Not giving this more than a 5 'cause I'm a snooty, snot-nosed elitist wannabe who expected a show like this to be more grounded, exacting, and informative. While being funny and warm and endearing, as one rightfully expects from Ferguson, Join or Die seems too mired in its limitations-on-behalf-of-format.
He has one actual expert and two funny people as guests. The premise identifies 6 exemplars of the theme (e.g., biggest political blunder), and has to winnow them down to one. The panel of experts gets it down to two and the audience executes the coup de grace.
Y'know, the composition of the panel doesn't bother me so much. The problem is that the token expert tends to get seriously short shrifted. Half the nuggets of insight into the rubric are already known to me; I'm appreciative of the other half; but I'm dismayed that some other serious considerations of the subject don't get raised, and niggle at the thought that they weren't raised because the time it would take to raise them "has to be" spent springing middle-brow quips.
For instance, it grated my sensibilities when Ferguson himself asked a question of the expert, only to derail an actual answer to the question asked in deference to an impulse to curry a bubbling, barely humorous inanity.
I was rather touched and dismayed in the first episode when the expert mischievously took a poke at the paper-thin political blunders theme by mentioning that "blunders" like the O'Donnell campaign diminish to nothingness next to real, monumental, and arguably made-to-order blunders like the 2003 invasion of Iraq. Craig immediately went into a sort of mini-damage-control mode, as he fully understands the parameters and range of his format and needed to nip this heresy-against-format in the bud, toot sweet.

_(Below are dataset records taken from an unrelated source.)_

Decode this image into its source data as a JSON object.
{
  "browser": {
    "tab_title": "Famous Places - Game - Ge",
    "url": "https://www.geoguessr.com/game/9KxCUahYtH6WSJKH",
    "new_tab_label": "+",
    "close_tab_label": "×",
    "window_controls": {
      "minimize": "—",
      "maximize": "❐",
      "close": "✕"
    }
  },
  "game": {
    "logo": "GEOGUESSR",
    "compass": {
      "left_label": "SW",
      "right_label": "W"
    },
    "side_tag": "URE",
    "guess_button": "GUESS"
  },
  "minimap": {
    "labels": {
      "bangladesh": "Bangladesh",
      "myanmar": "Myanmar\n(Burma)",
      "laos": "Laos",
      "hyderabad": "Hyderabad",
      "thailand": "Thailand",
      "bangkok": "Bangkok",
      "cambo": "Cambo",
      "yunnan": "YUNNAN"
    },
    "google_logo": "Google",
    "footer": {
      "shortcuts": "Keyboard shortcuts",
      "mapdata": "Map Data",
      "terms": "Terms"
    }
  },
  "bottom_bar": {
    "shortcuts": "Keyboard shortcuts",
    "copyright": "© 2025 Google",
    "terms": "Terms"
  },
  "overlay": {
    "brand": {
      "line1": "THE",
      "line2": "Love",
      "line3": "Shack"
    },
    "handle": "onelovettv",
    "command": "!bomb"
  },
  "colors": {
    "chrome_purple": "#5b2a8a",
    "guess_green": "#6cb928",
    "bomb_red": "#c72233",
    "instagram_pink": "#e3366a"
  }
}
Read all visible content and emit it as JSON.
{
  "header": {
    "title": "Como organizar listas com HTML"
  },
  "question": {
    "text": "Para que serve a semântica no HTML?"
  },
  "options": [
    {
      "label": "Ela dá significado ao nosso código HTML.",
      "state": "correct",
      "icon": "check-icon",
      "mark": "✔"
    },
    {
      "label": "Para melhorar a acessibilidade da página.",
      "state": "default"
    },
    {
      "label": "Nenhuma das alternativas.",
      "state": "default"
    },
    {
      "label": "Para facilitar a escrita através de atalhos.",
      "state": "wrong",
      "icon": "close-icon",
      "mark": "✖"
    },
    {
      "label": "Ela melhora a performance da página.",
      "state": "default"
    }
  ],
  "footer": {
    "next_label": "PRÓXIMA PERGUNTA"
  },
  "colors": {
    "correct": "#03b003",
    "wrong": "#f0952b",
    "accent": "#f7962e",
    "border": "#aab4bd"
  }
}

Well, that about says it, right? If you find the format to be in your comfort zone, then you'll love Join or Die. I just sort of think it sad that Craig is accepting a status quo that obviates the addressing of very real issues--so real that they threatened to take down the very country to which he has sworn his fealty.
The rather stilted format decision to keep it a bit too light takes a bite out of Join or Die, in my book. Perhaps a good way to highlight this shortcoming in my mind is to size it up against very, very decent infotainment products, such as "Adam Ruins Everything" and "Drunk History". I understand that the difference is that these two shows are produced artifacts, and Craig's new addiction--the live show format--may well limit his ability to create a firehose-of-info effect.
But... There's got to be a way. I just feel that these first two installments of Join or Die are NOT THAT WAY.
I'll continue to watch, in hopes that he finds... that way. 'Til then, I can't give it very high marks.